第11話
「ねえ、次はどうするの?」
ついつい楽しくなってきて、マリンソフィアは先を焦ってしまう。声にも新しい
「次はですねー、一番濃い色を、まつ毛のキワに重ねます。濃いめの水色が今回のカラーになりますね。細いチップで徐々に塗っていく方が塗りやすいのでおすすめですよ!!」
「ふぁわわ!!きれい!!」
「驚くのはまだ早いです!!」
そう言いながら、店員さんは次のメイク道具を取り出す。
「まずはラメ色を、下まぶた全体にのせ、涙袋をぷっくりさせていきます。その後、まぶたの上にも乗せます!!こうするころでお客さまのサファイアのような綺麗なお目々を、大きく印象的に見せることができます!!いやーん!とっても綺麗!!」
銀色のラメを乗せ終わった店員さんは、身体をくねくねとさせてマリンソフィアの目元を褒めた。いつもは、社交界のうざったい男どもにお世辞で褒められるくらいしか容姿を褒められないマリンソフィアは、下心なしに純粋に褒めてくれるのが嬉しくて、満面の笑みを浮かべる。
「これでアイシャドウは完成?」
「はい!次はまつ毛に移ります!!マスカラは髪と同じ白を使いますねー」
店員さんはうっとりとしていた顔をシュッと引き締め、メイク道具を手に取った。
「僕には感想を求めないんだね………」
「ーーーアルフレッドにはメイクが終了後に求めるわ。だって、途中経過を見られるのってなんだか恥ずかしいもの」
「………分かった」
変な理屈だが、始めてのメイク完成後を1番乗りで見せてくれるということだと認識したアルフレッドは、渋々頷いた。

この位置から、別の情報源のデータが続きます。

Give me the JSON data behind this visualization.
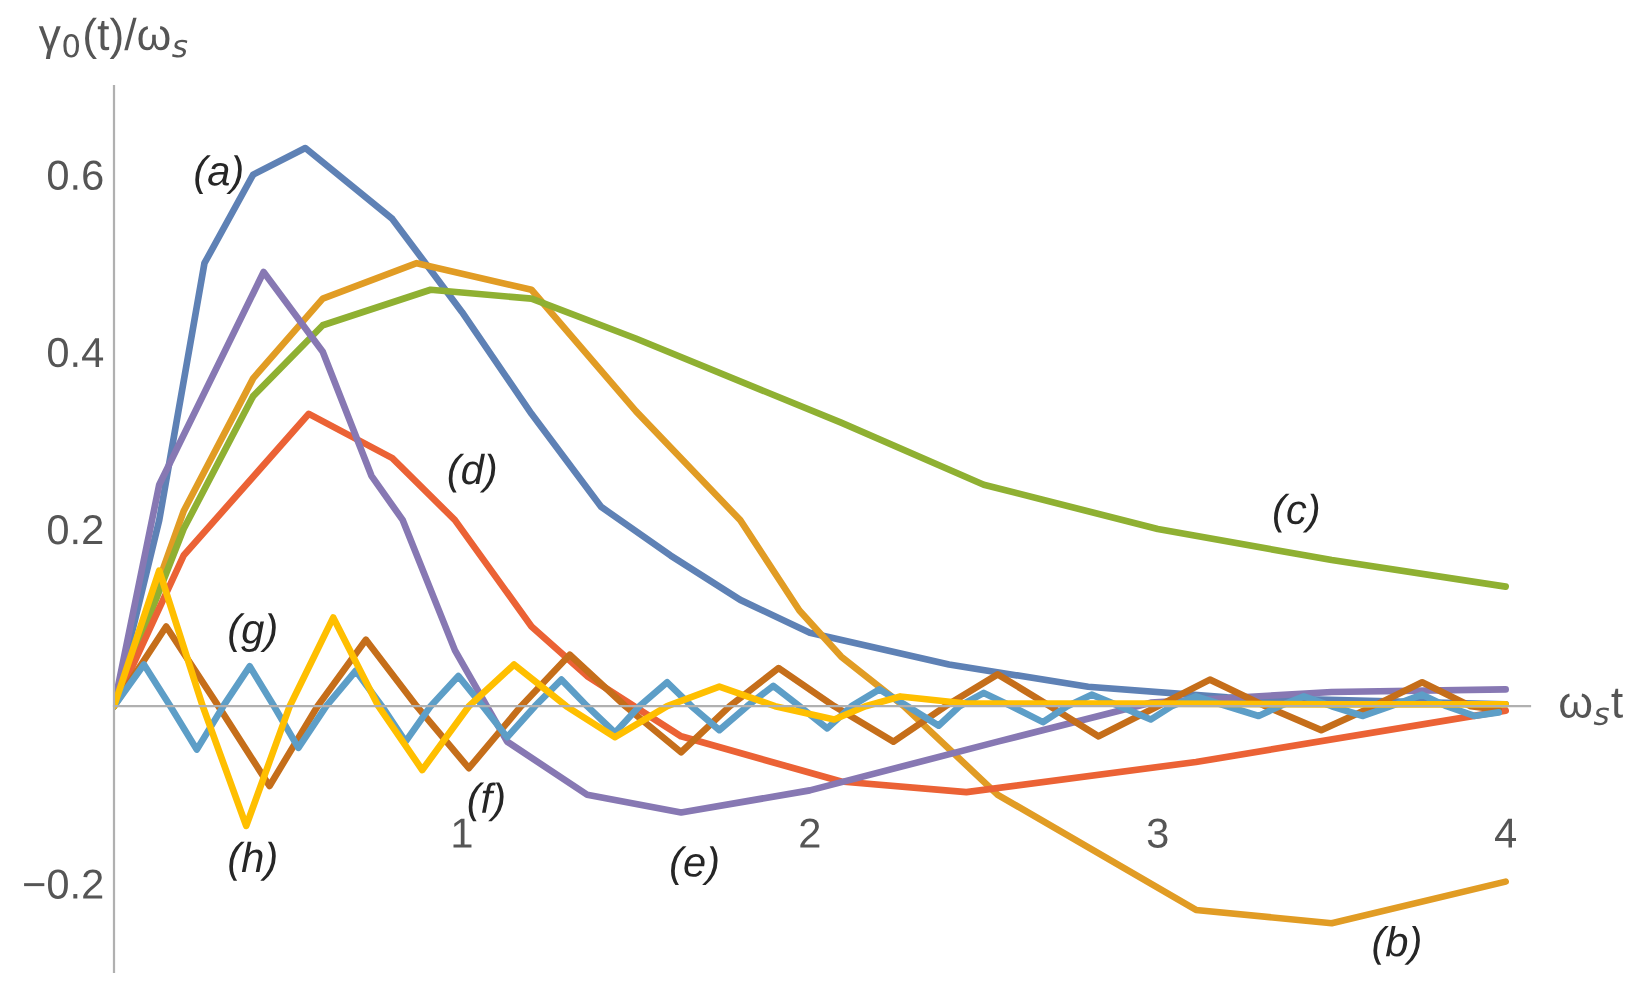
{
  "chart_data": {
    "type": "line",
    "xlabel": "ω$_{s}$t",
    "ylabel": "γ$_{0}$(t)/ω$_{s}$",
    "xlim": [
      0,
      4.07
    ],
    "ylim": [
      -0.3,
      0.7
    ],
    "xticks": [
      1,
      2,
      3,
      4
    ],
    "yticks": [
      {
        "value": -0.2,
        "label": "−0.2"
      },
      0.2,
      0.4,
      0.6
    ],
    "grid": false,
    "legend": false,
    "marker": "none",
    "line_style": "solid",
    "series": [
      {
        "name": "(a)",
        "color": "#5e81b5",
        "x": [
          0,
          0.13,
          0.26,
          0.4,
          0.55,
          0.8,
          1.0,
          1.2,
          1.4,
          1.6,
          1.8,
          2.0,
          2.4,
          2.8,
          3.2,
          4.0
        ],
        "values": [
          0,
          0.21,
          0.5,
          0.6,
          0.63,
          0.55,
          0.445,
          0.33,
          0.225,
          0.17,
          0.12,
          0.083,
          0.047,
          0.022,
          0.01,
          0.002
        ]
      },
      {
        "name": "(b)",
        "color": "#e19c24",
        "x": [
          0,
          0.2,
          0.4,
          0.6,
          0.87,
          1.2,
          1.5,
          1.8,
          1.97,
          2.09,
          2.27,
          2.54,
          3.11,
          3.5,
          4.0
        ],
        "values": [
          0,
          0.22,
          0.37,
          0.46,
          0.5,
          0.47,
          0.333,
          0.21,
          0.108,
          0.056,
          0,
          -0.1,
          -0.23,
          -0.245,
          -0.198
        ]
      },
      {
        "name": "(c)",
        "color": "#8fb032",
        "x": [
          0,
          0.2,
          0.4,
          0.6,
          0.91,
          1.2,
          1.5,
          2.09,
          2.5,
          3.0,
          3.5,
          4.0
        ],
        "values": [
          0,
          0.2,
          0.35,
          0.43,
          0.47,
          0.46,
          0.415,
          0.32,
          0.25,
          0.2,
          0.165,
          0.135
        ]
      },
      {
        "name": "(d)",
        "color": "#eb6235",
        "x": [
          0,
          0.2,
          0.56,
          0.8,
          0.98,
          1.2,
          1.36,
          1.63,
          2.09,
          2.45,
          3.11,
          4.0
        ],
        "values": [
          0,
          0.17,
          0.33,
          0.28,
          0.21,
          0.09,
          0.034,
          -0.034,
          -0.085,
          -0.097,
          -0.063,
          -0.005
        ]
      },
      {
        "name": "(e)",
        "color": "#8778b3",
        "x": [
          0,
          0.13,
          0.43,
          0.6,
          0.74,
          0.83,
          0.98,
          1.13,
          1.36,
          1.63,
          2.0,
          2.54,
          2.98,
          3.5,
          4.0
        ],
        "values": [
          0,
          0.25,
          0.49,
          0.4,
          0.26,
          0.21,
          0.063,
          -0.04,
          -0.1,
          -0.12,
          -0.095,
          -0.04,
          0.004,
          0.016,
          0.019
        ]
      },
      {
        "name": "(f)",
        "color": "#c56e1a",
        "x": [
          0,
          0.15,
          0.3,
          0.447,
          0.585,
          0.724,
          0.87,
          1.02,
          1.17,
          1.31,
          1.47,
          1.63,
          1.77,
          1.91,
          2.07,
          2.24,
          2.39,
          2.54,
          2.69,
          2.83,
          3.0,
          3.15,
          3.31,
          3.47,
          3.62,
          3.76,
          3.9,
          3.98
        ],
        "values": [
          0,
          0.09,
          0,
          -0.09,
          0,
          0.075,
          0,
          -0.07,
          0,
          0.058,
          0,
          -0.052,
          0,
          0.043,
          0,
          -0.04,
          0,
          0.036,
          0,
          -0.034,
          0,
          0.03,
          0,
          -0.027,
          0,
          0.027,
          0,
          -0.004
        ]
      },
      {
        "name": "(g)",
        "color": "#5d9ec7",
        "x": [
          0,
          0.086,
          0.162,
          0.238,
          0.314,
          0.39,
          0.46,
          0.53,
          0.61,
          0.695,
          0.77,
          0.838,
          0.91,
          0.99,
          1.06,
          1.13,
          1.21,
          1.286,
          1.36,
          1.44,
          1.51,
          1.59,
          1.66,
          1.74,
          1.82,
          1.895,
          1.97,
          2.05,
          2.12,
          2.2,
          2.28,
          2.37,
          2.43,
          2.5,
          2.58,
          2.67,
          2.74,
          2.81,
          2.89,
          2.98,
          3.04,
          3.11,
          3.2,
          3.29,
          3.35,
          3.42,
          3.5,
          3.59,
          3.67,
          3.76,
          3.83,
          3.91,
          3.98
        ],
        "values": [
          0,
          0.047,
          0,
          -0.049,
          0,
          0.045,
          0,
          -0.047,
          0,
          0.04,
          0,
          -0.04,
          0,
          0.034,
          0,
          -0.035,
          0,
          0.03,
          0,
          -0.03,
          0,
          0.027,
          0,
          -0.027,
          0,
          0.023,
          0,
          -0.025,
          0,
          0.019,
          0,
          -0.022,
          0,
          0.015,
          0,
          -0.018,
          0,
          0.013,
          0,
          -0.015,
          0,
          0.011,
          0,
          -0.011,
          0,
          0.011,
          0,
          -0.011,
          0,
          0.013,
          0,
          -0.011,
          -0.007
        ]
      },
      {
        "name": "(h)",
        "color": "#ffbf00",
        "x": [
          0,
          0.13,
          0.255,
          0.38,
          0.505,
          0.63,
          0.76,
          0.886,
          1.02,
          1.15,
          1.3,
          1.44,
          1.59,
          1.74,
          1.9,
          2.07,
          2.16,
          2.26,
          2.45,
          3.0,
          3.5,
          4.0
        ],
        "values": [
          0,
          0.153,
          0,
          -0.135,
          0,
          0.1,
          0,
          -0.072,
          0,
          0.047,
          0,
          -0.035,
          0,
          0.022,
          0,
          -0.015,
          0,
          0.011,
          0.003,
          0.003,
          0.002,
          0.002
        ]
      }
    ]
  }
}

「じゃあ、始めますねー。まず初めに、ビューラーでしっかりまつ毛をあげたら、マスカラ下地をまつ毛全体に乗せます!!こうすることでマスカラのもちや伸びがよくなります。簡単に言うと、メイクのもちが格段に良くなるってことです」
「そうなのね。社こ、………ごほん、お友だちの中にもよくメイクが崩れちゃっている子をよくみたのだけれど、そういうのはこういうし下地をきっちりとしていないせい?」
マリンソフィアは社交界の化粧がぐちゃぐちゃになったご婦人たちを思い出して、苦々しい思いで質問した。化粧お化けのおばさま方の中でも、化粧の崩れたおばさま方がマリンソフィアは1番怖かった。なんだか、顔面崩壊しているようにしか見えなかったのだ。

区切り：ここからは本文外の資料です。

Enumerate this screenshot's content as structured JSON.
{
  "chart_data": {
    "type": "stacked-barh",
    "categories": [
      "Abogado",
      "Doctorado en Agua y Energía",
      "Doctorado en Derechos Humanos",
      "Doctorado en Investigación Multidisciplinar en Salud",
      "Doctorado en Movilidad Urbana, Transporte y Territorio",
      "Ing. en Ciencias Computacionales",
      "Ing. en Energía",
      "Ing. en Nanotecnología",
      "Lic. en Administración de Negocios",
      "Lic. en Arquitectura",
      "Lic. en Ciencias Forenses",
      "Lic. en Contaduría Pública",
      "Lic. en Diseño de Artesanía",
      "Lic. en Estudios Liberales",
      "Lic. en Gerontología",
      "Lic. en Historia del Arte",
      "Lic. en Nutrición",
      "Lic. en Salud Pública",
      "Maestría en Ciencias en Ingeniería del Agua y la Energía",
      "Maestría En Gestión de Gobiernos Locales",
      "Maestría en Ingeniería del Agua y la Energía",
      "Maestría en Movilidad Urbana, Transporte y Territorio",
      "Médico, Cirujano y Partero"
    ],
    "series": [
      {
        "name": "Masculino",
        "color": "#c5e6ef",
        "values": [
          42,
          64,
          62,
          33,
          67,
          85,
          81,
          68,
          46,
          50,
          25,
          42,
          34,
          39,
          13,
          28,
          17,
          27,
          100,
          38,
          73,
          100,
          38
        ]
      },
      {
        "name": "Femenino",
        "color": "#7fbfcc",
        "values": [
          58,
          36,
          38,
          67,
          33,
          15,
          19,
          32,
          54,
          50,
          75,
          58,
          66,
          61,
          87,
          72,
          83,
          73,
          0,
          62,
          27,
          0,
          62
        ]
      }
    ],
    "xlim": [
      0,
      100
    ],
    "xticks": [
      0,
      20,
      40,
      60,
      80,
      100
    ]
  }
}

「しっかり見てみないことには断言しかねますが、下地をしっかりと作っていないせいというのもあるかと思います。メイクって素人がお勉強せずに見よう見まねですると、結構大変なことになることがあるんですよね………」
「そうなのね」
マリンソフィアは化粧お化けな中でも大嫌いな意地悪おばさま方のお顔を思い出して、
『あらあらまあまあ!お化粧の仕方すらまともに知らないのですわね。そんなことで、ご婦人が務まるなんて、あなたの旦那さまってとーってもご婦人に甘いのですわねー』
と嘲笑ってやった。散々貶してきた報復だ。身分がない平民がやっていいことではないと言われようが、実際にお口に出して言っていないのであれば、問題ないはずだ。
マリンソフィアはこれからも、彼女たちが化粧お化けでい続ける呪いがかかることを密かに願った。
「雑談はさておき、マスカラをしていきますねー。まず、マスカラををまつ毛の根元からしっかり重ねます。上ができたら、下にも重ねていきます。下まつ毛は縦にもって軽くのせていくと上手に乗せられますよ!!そして、キッドアイライナーをお目々の外側から目尻に向けて引いていきます。長さは伸ばさず、目の形に沿うようにしてください」
マリンソフィアは説明に対してふむふむと頷きたくなるのを耐え、じっと鏡を見つめた。
「下まつげの隙間は、ペンシルタイプライナー使うのが比較的良いです。濃くならないように、中心部分だけ引くことをおすすめします!!」
「へー、全部引いてはダメなのね」
「はい、濃くなりすぎるとあまり良くありませんから」
大きく頷いた店員さんに、マリンソフィアは優しく微笑んだ。やっぱり、何かに夢中になっている女性というのはとても美しくて眩しい。
「これで完成か?」
「いえ、お兄さんはせっかちですねー。でも、あと少しですよ、お麗しいお兄さん。お美しい幼馴染さんの姿を見て、さっさと跪いちゃってくださいなー!!」
「………うるさい」
「ふふふっ、可愛い幼馴染さんですね、お客さま」
「そうね。いっつも揶揄われてばかりで、本当に情けにない幼馴染ね」
耳を赤くしてプイッと横を向いた幼馴染に、マリンソフィアは『はあー』っと溜め息をこぼす。